Open source communities are no doubt playing a key role in moving the telecommunications industry forward, but not everyone is on board the bandwagon.

Over the past five months or so, we've spent a fair amount of time writing about open source groups and standards development organizations (SDOs) such as the Linux Foundation, MEF, Open Networking Foundation, OpenDaylight, the TM Forum and ETSI, and there's clearly more cooperation afoot for the good of the industry.

But artificial intelligence startup B.Yond's chief product officer, Rikard Kjellberg, said his company has to be careful when it comes to choosing which open source community to commit its resources to. Kjellberg spoke to FierceTelecom on the heels of the AT&T Spark conference earlier this month.

"In general on open source, I think we're seeing some challenges," he said. "It was very evident at Spark, by the way. What's happening in Linux Foundation is that there's five or six different projects addressing edge cloud one way or another, and there's a ton of overlap and conflict of interest, et cetera.

"This was actually brought up at the Akraino meet up in Portland that I attended as well, where a lot of us who were there were struggling to make sense of this. Basically, Linux Foundation's position is that, 'Oh, this will sort itself out over time.' But in the meantime, companies large and small are investing and trying to place bets."

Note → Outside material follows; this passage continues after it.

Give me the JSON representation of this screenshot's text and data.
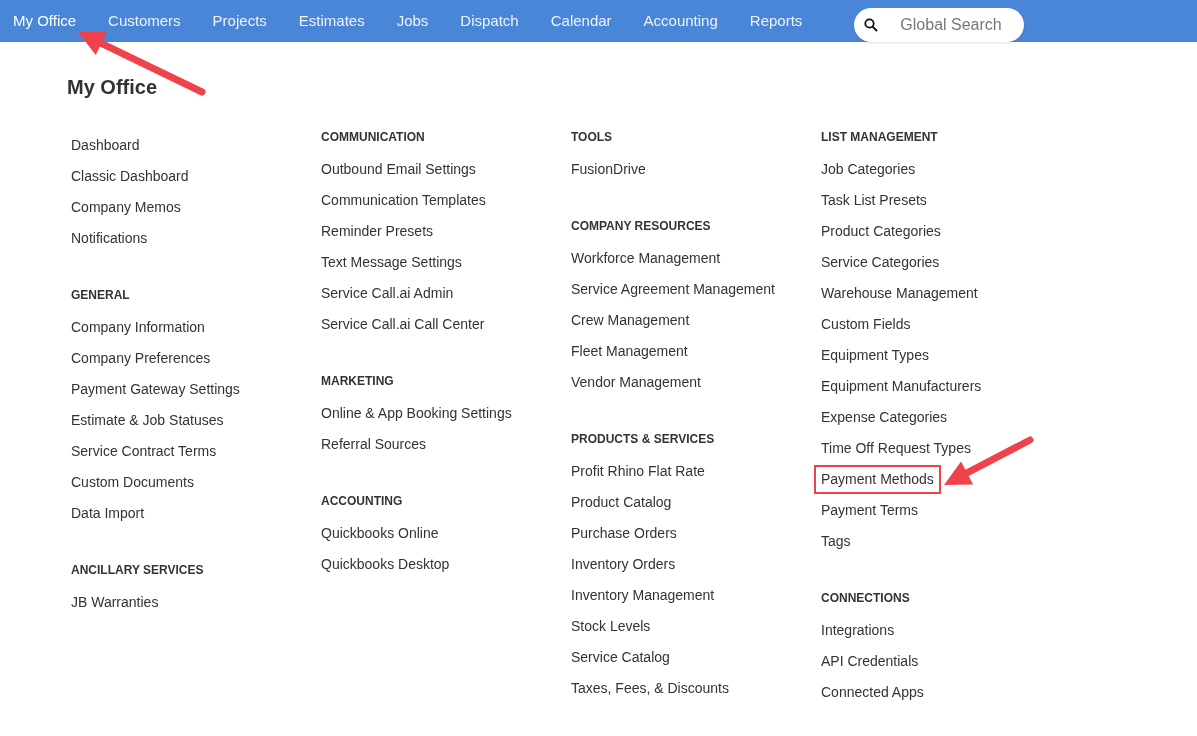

Leveraging seed code from AT&T, Akraino was designed to enable the scaling of edge services and to complement  the Open Networking Automation Platform (ONAP) that is part of the Linux Foundation's LF Networking Fund (LNF.) At Spark, AT&T's Mazin Gilbert outlined how Akraino, Acumos and ONAP were designed to feed off of each other.

But where Gilbert sees a blueprint, B.Yond's Kjellberg sees Etch a Sketch drawings. Kjellberg pointed to AT&T putting roughly 6 million of lines of code from its internal ECOMP platform into ONAP as one example of the difficulties of open source.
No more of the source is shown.